As we enter the age of low cost, high accuracy next generation gene sequencing machines and computational biology, there will be an explosion of genitic data. This project seeks to implement a cost effective lossless compression / decompression scheme to operate on Illumina FASTQ files and be implemented on an FPGA for highly parallel operation.
In this repository there are two parts. The first part is the C Prototype of the project that can be run on any host machine. This allows for the development and testing of the design of the compression algorithm for its compression ratio and genearl functionality.
The second portion of this repository consists of the Verilog files that implement the prototype in HDL. This project was written for use with a Xilinx development board but the files in this repository are basic verilog that can be moved elsewhere.
The C prototype version can be used to see the functionality and compression ratio performance of the compression scheme. The goal of this project was to build a highly parallel system by utilzing an FPGA. This will obviously not be possible to do on a standard cpu. Therefore, while we can still examin the improvement in compression ratio, we will not see the speed improvement we would experience by implementing the scheme in hardware.
To get access to the C prototype, move from the main repository directory into the
C-Prototype directory. Either move your own fastq file or use the small profided one
test.fastq.
Compression:
./FastqUC -c <input file name> <output file name>
Decompression:
./FastqUC -d <input file name> <output file name>
To understand the compression operations it is important to understand the format of the fastq files. In a fastq file there are four line sets that continue to repeat until the end of the read. These lines are as follows.
- The name of the specific read.
- The gene sequence itself.
- a blank line that can be replaced with another copy of the name.
- The quality scores which represent the quality of the read.
An example of a fastq file can be seen below:
Two important things to notice when you are looking at a fastq file is that the data in each of the four repeated lines is very different than the data in the other three and that, for the most part, the data in like lines (every fourth line) are very similar to one and other.
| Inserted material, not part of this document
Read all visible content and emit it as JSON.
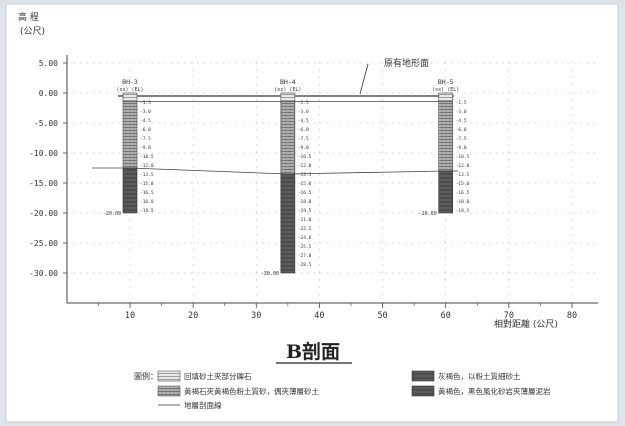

Therefore, we can immediately and drastically reduse the entropy of the file by seperating it into three files that consist of only like lines. So we go from our original fastq file to three seperate files.
The name file:
The gene file:
The read quality file:
These three files can then be fed to hardware compression blocks for seperate and parallel compression. There are only three files instead of four because we do not need to compress the blank / second name line.
When looking at the sequence identifier (name) file we can see that almost all of the information from line to line is the same. There are a few numbers that change, but for the most part all the information is repeated line after line. If you look at a large enough fastq file you will notice that some of the numbers that appear to be static actually do change after a megabyte of file. Other sections, like the ID of the sequencer used (first section) never change. There for the strategy that was developed to compress this ID file is to split the colon seperated segments of the ID into individual streams and apply a form of run length encoding to them.
In hardware the run length encoder will look like this:
As data is fed into the block it enters a four stage pipeline. While the data repeated the block will not write any data to the output and a counter will increment. When a change in the pipeline is detected, it enters into first stage where it triggers a reset to the counter. On the next stage the write signal is set and the value of the previous data and the counter before the reset is written to file.
While this method may not appear to be highly parallel due to its dependency on preivous data, this process can be taken up at any line in the file without knowledge of previous run lengths. Therefore, in hardware you can implement multiple blocks and multiple streams at seperate locations in the file to achieve highly parallel processing.
For the gene sequence itself we have elected to implement a very simple fixed length encoding scheme. This choice was selected for both its highly parallelizable nature and for the fact that by taking advantage of a coincidence if ASCII, it is a fairly elegant solution.
The ASCII values for gene letters are as follows:
A: 01000001
C: 01000011
G: 01000111
T: 01010100
Now lets look at only the second and first bits:
A[2:1]: 00
C[2:1]: 01
G[2:1]: 11
T[2:1]: 10
As we can see, we have a different encoding for each of the letters just by pulling the second and first bits. This makes hardware implementation very simple:
As long as the number of sequence reads is divisible by four (which Illumina sequences are) then you can string these blocks one after another until an entire line is compressed in a single clk. from there you can add those blocks for different file streams the same way as was designed for in the sequence name compression section.
For the moment read quality scores are being gziped on the client. We hope to design a more effective way to compress this data soon.
The sequence name decompressor takes the compressed file fields with the counters attached and outputs the data until the counter runs to zero. The write bit is always set. when the counter runs to zero then a flop takes place and allows the next entry from memory to enter the write output register.
The two bit encodings are fed into a block that builds the byte. The logic of this block is as follows:
There is a write back to file after each clock cycle.
Once the files have been decompressed back into there seperated three data types, a bash script is run to reshuffle them into the proper fastq format.